Facebook has invested heavily in virtual reality, spending $2bn on acquiring Oculus, which develops its VR products. In 2019, it launched Facebook Horizon, an invitation-only immersive environment where users can mingle and chat in a virtual space with a cartoon avatar through Oculus headsets.
Zuckerberg admitted current VR headsets were “a bit clunky” and needed improving for people to work in them all day.
Games in which players enter immersive digital worlds offer a glimpse into what the metaverse could eventually look like, blurring virtual entertainment with the real-world economy. Way back as the early 2000’s, the game Second Life allowed people to create digital avatars that could interact and shop with real money.
With the help of augmented reality (AR) glasses, it might allow you to see information zoom before your eyes as you walk around a city, from traffic and pollution updates to local history. But metaverse enthusiasts are dreaming of a future in which the idea could be extended much further, say in the business sphere.
What’s interesting about Facebook’s metaverse is that it has a strong enterprise angle. This means another sweeping transformation in the workplace. As workers have grown weary of video-conferences during the pandemic, Zuckerberg is particularly excited about the idea that co-workers could be brought together in a virtual room that feels like they are face-to-face. As Zuckerberg said, it would be “accessible across… different computing platforms” including VR/AR, mobile devices and games consoles.”
In an article titled “Welcome to the Mirrorworld” Kevin Kelly, founding executive editor of Wired magazine, describes how AR will spark the next big tech platform. “We are building a 1-to-1 map of almost unimaginable scope. When it’s complete, our physical reality will merge with the digital universe. In other words, get ready to meet your digital twin, and the digital twin of your house, your country, your office, and even your life.”
Many big businesses are getting involved in the Metaverse space. Microsoft bought Minecraft developer Mojang in 2014 for US$ 2.5 billion and is betting big on AR/VR. Gaming universe builder Roblox is now worth US$ 30 billion.
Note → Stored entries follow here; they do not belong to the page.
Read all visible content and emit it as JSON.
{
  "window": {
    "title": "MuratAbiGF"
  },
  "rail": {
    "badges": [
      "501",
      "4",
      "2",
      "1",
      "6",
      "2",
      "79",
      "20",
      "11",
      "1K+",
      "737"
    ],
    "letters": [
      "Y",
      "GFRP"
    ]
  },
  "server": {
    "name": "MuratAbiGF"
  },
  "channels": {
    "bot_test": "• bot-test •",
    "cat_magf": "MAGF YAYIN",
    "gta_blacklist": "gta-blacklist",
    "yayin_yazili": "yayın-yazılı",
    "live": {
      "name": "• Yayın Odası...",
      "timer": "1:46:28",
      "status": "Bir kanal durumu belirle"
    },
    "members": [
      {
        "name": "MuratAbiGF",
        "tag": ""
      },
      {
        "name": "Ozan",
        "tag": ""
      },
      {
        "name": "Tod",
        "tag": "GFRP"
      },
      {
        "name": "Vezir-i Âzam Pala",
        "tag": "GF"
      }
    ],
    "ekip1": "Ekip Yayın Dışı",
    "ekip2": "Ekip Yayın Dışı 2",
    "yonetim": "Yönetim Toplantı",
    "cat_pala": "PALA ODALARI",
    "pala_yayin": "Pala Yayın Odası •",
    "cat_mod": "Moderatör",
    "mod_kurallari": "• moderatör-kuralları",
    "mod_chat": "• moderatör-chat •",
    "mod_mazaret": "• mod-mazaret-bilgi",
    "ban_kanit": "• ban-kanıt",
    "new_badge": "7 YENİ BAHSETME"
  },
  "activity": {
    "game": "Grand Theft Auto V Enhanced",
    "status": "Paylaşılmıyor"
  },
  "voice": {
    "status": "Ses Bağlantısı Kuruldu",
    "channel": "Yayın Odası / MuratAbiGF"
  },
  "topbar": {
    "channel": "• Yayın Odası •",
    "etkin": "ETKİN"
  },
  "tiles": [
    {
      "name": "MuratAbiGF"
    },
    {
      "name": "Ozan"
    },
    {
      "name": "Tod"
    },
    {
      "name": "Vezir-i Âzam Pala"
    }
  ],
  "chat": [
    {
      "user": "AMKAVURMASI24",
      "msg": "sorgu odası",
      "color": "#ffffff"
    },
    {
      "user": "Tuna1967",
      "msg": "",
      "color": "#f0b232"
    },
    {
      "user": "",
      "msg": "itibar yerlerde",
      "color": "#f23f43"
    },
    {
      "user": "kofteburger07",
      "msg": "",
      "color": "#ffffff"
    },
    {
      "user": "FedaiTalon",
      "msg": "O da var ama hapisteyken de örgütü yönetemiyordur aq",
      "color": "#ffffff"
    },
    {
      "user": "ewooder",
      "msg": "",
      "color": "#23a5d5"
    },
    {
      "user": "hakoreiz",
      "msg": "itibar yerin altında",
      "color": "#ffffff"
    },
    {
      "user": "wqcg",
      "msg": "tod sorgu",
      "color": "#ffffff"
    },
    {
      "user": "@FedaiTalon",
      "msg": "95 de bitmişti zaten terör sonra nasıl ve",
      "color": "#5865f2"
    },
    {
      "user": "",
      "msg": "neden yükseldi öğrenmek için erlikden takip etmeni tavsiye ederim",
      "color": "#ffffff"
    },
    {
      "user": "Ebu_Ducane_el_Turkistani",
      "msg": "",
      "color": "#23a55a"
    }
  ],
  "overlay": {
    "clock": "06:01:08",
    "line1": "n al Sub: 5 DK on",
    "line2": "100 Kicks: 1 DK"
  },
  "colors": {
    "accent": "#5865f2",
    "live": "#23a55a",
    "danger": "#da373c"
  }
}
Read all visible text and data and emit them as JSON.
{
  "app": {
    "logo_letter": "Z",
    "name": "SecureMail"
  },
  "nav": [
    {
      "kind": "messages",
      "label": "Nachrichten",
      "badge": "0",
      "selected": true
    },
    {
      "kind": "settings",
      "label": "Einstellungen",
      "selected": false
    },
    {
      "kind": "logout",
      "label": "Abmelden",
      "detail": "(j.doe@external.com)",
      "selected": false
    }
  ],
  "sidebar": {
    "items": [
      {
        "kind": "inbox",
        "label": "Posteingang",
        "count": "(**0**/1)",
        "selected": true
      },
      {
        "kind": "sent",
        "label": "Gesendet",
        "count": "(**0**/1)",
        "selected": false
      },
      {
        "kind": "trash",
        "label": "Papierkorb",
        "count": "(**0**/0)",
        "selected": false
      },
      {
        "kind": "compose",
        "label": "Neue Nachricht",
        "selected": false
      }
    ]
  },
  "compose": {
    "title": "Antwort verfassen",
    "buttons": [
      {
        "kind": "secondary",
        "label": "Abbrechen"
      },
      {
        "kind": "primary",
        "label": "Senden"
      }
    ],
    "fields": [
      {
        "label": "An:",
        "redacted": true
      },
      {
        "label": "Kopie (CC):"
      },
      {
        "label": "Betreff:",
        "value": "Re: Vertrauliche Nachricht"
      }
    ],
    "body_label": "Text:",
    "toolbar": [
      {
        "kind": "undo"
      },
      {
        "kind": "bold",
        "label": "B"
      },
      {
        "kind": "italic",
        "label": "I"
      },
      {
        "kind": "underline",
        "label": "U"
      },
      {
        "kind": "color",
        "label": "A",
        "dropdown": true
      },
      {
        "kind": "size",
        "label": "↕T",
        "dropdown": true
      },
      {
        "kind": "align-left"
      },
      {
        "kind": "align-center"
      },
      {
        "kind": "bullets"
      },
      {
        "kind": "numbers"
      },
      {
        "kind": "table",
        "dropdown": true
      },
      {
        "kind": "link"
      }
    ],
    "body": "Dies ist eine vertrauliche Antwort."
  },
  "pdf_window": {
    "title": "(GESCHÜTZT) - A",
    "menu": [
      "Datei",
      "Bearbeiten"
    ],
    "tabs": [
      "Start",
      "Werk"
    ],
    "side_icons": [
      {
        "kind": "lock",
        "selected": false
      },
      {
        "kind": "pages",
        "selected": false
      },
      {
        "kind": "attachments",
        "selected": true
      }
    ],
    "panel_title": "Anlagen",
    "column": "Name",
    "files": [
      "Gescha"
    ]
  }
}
More recently, Jensen Huang, founder and CEO of NVIDIA also seemed particularly interested in the metaverse concept. “Every few decades, technologies converge to enable a whole new thing – Omniverse is such an invention,” he said. “The immediate applications of Omniverse are incredible, from connecting design teams for remote collaboration to simulating digital twins of factories and robots. The science-fiction metaverse is near,” he said at the NVIDIA GTC Spring 2021
The pandemic too has shifted businesses online – with more Zoom meetings and virtual events. Our personal lives too from shopping, banking, education and every form of entertainment is dominated in virtual medium. It’s inevitable that brands will play a significant role in the metaverse.
Needless to say, it also creates major opportunities to increase user engagement and create deeper customer relations. As Joris Beerda is the Co-Founder and Managing Director of The Octalysis Group, says, “Just like in gamelike situations, the metaverse can offer customers a completely democratized experience, especially when these experiences are hosted on the blockchain. Users can take full control of their identities, while at the same time collaborating with other users and interacting with brands.”
These could be some of the reasons why Facebook’s recent announcement matters to the business world. Wedbush tech analyst Michael Pachter said it was hard to predict whether Facebook could truly transform into a ‘metaverse company’ in five years. But they certainly have a huge advantage of having one billion people log on every day and if they offer infotainment options it’s likely they will succeed.
Marketing, media and communication professionals for now need to pay attention to the metaverse because it’s the next frontier for online interaction. Just like social media revolutionized the online marketing landscape, so too will the metaverse.